The systems collect and store unique personal details, which they later use to grant or deny you access. It could be your fingerprint, iris, face, etc. Simply put, biometric systems use your body as a passcode.
Unlike passwords and keycards, you don’t need to recall long strings of characters or carry tokens. Since your body is always with you, you save yourself time and the anxiety associated with misplaced passes and forgotten pins.
But what exactly are biometrics, and why are they necessary for security?
What is Biometrics?
Bio (from Greek) means life. And metric is to measure. So, biometrics is the analysis of a person’s measurable physical and behavioural characteristics. It’s what you are, not what you know or have.
Science has established that several aspects of your body are unique to you. For instance, a fingerprint is unique to one person. No one can have your fingerprints, not even your twin.
But fingerprints are far from the only biometrics in use today. The many options fall into two major categories — physical and behavioural.
Aside from wide use in the public sector, mobile devices, computers, and small and large companies all use a form of physical biometrics to recognize users.
Some of these metrics include:
- Facial recognition
- Iris and retina detection
- Hand veins
- Size and shape of ears, etc.
Companies especially need to keep sensitive data safe. They must protect employee records, client information, and company files. Thankfully, many are turning to biometrics as the primary security measure or an added layer of protection.
Every human being behaves uniquely. Computers and other devices can store and remember this data to prove your identity in the future.
Such behavioural metrics can be:
- Typing speed and rhythm
- Gait/walking style
- Heart rate
You may be familiar with using your fingerprints, face, or voice to unlock your phone. But biometric systems have much broader use.
What is a Biometric System Used For?
The use of biometric systems has revolutionised physical and cyber security. Hackers now have to work a lot harder to penetrate security systems.
The reliability of these systems has seen growing use in several sectors.
- Law enforcement
Perhaps the most widely known use of biometrics is in fighting crime. Officers use dental formulas, fingerprints, DNA, facial recognition, etc., to arrest and prosecute offenders. Forensic evidence has become a reliable way to rule out or apprehend suspects.
Governments worldwide use biometric systems to identify citizens, residents, registered voters, etc.
- Private home security
More and more people are turning to biometric systems to protect their homes from intruders. You can install entryways that recognize your fingerprints or cameras that identify your face, and your door will swing open without needing a key.
- Commercial use
Retailers use biometric systems to protect consumers’ payment information. For example, some online payment systems require facial recognition to proceed.
- Travel and border control
International airports now use e-passports to control who enters the country and whether they are legally allowed to enter.
Every workplace must control entrance into buildings, offices, servers, and devices. Additionally, time and attendance machines that use biometric systems save time and keep accurate information.
But these are just a few uses of biometrics. Their simplicity makes them applicable in unending situations.
What are the Three Steps Used by Biometric Systems?

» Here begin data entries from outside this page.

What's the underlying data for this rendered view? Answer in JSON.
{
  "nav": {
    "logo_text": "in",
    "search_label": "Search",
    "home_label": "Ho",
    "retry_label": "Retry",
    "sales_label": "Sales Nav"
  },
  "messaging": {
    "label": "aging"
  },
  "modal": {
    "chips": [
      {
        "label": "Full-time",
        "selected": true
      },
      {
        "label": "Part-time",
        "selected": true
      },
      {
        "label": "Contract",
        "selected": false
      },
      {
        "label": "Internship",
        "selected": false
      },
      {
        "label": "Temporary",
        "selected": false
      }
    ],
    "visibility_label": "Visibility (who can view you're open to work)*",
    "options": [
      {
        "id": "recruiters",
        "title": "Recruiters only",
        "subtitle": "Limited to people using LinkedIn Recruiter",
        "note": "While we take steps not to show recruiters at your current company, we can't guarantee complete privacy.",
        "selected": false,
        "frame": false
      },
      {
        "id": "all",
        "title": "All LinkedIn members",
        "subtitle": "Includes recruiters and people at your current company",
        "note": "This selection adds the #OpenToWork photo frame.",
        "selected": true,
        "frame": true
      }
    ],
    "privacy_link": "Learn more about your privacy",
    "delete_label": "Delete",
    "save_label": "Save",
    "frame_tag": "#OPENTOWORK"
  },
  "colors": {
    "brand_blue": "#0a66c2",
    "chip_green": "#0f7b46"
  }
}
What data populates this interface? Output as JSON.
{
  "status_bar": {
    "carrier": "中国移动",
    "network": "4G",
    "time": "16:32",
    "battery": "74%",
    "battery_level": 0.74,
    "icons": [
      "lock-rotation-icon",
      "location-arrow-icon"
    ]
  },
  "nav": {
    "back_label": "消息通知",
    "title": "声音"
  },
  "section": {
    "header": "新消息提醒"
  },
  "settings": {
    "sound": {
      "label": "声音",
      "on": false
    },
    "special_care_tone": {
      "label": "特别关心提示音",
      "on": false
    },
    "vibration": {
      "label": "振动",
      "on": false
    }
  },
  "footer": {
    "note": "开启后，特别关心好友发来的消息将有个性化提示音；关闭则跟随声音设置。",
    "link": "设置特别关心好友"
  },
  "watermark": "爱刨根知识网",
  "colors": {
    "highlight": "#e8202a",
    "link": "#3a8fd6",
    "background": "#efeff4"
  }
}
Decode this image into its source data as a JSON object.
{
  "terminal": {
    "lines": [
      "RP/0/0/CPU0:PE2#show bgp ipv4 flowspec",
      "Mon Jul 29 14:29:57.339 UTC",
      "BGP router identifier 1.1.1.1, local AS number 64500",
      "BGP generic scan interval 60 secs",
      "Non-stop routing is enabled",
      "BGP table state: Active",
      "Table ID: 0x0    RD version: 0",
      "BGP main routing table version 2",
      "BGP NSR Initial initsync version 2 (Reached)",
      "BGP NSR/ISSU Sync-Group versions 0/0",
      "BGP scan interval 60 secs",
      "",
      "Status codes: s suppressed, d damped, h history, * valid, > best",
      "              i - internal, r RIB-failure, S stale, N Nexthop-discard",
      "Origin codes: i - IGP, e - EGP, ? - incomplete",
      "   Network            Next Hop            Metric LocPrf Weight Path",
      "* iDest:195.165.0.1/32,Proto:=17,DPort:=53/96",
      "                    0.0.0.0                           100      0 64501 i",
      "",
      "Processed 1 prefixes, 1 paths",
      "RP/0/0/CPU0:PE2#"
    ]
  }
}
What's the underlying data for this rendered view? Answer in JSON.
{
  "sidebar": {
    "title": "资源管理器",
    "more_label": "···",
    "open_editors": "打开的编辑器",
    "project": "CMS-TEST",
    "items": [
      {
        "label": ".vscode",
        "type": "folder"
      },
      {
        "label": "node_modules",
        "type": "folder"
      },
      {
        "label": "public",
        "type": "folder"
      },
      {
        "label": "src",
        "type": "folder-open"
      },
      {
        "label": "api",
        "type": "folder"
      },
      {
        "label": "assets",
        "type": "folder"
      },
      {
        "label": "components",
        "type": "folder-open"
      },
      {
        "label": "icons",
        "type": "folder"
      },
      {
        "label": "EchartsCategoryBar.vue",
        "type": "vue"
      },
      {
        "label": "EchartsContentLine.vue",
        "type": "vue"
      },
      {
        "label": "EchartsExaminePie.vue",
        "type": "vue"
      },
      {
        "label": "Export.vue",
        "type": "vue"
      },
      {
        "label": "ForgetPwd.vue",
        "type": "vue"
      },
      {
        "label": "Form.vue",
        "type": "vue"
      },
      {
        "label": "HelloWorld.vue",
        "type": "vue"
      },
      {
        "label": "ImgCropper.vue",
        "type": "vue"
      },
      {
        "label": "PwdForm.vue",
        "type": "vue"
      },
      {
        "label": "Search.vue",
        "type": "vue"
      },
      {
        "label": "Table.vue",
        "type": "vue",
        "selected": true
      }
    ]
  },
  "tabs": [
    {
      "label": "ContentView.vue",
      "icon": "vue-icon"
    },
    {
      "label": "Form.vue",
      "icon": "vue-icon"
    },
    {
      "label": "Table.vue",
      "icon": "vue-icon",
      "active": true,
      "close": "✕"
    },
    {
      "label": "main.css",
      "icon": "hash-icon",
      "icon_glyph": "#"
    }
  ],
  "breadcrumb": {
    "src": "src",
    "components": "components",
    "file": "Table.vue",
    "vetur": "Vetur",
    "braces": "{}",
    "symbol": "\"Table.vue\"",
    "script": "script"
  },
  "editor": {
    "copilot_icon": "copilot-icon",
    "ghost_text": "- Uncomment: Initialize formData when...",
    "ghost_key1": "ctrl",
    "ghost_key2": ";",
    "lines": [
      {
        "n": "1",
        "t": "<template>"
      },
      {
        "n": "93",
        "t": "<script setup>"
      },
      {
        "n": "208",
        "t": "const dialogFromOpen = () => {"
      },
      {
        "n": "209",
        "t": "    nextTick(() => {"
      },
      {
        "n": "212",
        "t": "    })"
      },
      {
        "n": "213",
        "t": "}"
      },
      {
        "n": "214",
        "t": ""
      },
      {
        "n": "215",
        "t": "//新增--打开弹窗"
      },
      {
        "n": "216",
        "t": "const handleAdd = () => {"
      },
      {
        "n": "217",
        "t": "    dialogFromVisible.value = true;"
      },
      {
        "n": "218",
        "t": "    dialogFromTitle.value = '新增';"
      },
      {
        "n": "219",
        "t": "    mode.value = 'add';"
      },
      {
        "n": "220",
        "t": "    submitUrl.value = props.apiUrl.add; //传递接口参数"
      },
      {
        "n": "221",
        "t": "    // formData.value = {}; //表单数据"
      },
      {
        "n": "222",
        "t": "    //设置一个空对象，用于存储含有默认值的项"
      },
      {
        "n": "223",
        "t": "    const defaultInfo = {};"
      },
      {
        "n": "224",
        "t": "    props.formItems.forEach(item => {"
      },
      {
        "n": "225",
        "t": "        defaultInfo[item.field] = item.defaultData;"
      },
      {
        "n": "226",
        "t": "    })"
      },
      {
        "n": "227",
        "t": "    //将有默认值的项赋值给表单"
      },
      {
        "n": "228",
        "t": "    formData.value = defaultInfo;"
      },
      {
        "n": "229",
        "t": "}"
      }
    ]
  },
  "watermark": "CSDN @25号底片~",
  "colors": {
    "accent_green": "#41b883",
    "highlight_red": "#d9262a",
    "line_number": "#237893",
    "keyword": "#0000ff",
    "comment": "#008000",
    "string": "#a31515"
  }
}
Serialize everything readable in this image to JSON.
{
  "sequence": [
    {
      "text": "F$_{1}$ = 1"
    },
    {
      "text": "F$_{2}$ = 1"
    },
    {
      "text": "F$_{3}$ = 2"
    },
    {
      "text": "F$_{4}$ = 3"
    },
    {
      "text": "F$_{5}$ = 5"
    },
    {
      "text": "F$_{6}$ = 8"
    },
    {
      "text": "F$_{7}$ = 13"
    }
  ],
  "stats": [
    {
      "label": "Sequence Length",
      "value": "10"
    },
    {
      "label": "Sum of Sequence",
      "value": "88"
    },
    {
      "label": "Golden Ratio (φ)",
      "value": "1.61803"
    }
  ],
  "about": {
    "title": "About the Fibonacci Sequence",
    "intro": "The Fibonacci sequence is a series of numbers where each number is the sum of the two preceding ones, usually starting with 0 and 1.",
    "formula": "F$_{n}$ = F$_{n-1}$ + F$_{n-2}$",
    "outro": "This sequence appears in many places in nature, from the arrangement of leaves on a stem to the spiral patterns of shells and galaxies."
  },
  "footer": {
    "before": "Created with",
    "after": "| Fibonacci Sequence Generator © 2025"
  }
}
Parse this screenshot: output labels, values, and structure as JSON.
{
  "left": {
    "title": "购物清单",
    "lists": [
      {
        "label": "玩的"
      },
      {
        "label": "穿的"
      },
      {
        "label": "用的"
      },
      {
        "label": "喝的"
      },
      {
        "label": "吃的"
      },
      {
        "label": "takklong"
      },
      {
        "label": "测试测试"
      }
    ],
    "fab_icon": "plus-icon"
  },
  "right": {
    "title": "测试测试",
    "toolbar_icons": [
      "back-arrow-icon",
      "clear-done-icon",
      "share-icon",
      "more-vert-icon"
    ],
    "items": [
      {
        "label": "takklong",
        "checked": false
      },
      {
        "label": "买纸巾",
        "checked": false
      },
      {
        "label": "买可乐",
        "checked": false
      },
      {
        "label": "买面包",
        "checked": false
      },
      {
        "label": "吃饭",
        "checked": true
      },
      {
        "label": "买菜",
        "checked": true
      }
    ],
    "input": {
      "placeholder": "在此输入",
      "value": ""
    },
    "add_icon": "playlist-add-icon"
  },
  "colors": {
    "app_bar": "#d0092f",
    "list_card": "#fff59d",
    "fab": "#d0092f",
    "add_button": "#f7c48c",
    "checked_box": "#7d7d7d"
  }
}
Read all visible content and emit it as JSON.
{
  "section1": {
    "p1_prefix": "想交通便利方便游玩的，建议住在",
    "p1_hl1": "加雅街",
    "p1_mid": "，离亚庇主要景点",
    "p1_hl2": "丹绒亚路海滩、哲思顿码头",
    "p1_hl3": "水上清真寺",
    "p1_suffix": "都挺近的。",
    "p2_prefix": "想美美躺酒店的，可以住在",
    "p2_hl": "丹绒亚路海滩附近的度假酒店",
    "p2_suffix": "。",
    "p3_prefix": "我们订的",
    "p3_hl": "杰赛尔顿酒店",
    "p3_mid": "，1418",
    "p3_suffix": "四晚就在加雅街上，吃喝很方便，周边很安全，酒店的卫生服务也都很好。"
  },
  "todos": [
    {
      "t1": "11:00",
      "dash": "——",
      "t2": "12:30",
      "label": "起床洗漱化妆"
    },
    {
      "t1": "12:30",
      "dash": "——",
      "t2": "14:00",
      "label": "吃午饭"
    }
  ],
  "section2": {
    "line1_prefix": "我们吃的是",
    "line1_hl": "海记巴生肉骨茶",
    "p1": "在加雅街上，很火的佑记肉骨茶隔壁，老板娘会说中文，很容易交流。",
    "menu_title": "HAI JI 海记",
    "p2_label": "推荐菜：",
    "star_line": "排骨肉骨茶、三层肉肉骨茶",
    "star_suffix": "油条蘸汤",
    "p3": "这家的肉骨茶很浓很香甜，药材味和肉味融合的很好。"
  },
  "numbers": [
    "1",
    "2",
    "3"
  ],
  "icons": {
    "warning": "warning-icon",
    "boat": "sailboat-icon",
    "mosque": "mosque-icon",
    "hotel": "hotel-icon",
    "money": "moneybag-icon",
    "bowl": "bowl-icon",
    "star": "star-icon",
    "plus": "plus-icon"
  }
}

Biometric systems must obtain, store, and remember information.
They work in three steps:
You require a device that measures the biometric features of the persons you wish to analyse.
Next, you need an application to store the collected information digitally. You can store data on a single device or a remote server accessible to many devices.
Finally, you need digital records and a device that can compare newly scanned data with previously stored ones to identify authenticated users.
It’s also important to consider using different biometrics to include people living with disabilities. For example, you can’t insist on the left thumb fingerprint when dealing with someone without a left arm. Fortunately, as we have seen, the options are endless.
Of course, you need trusted biometric devices and systems to keep yourself, your employees, and your clients safe. Remember that, unlike passwords, you cannot replace biometrics once they’re compromised.
So, find a biometrics devices and systems provider who prioritises protecting your privacy ahead of profits.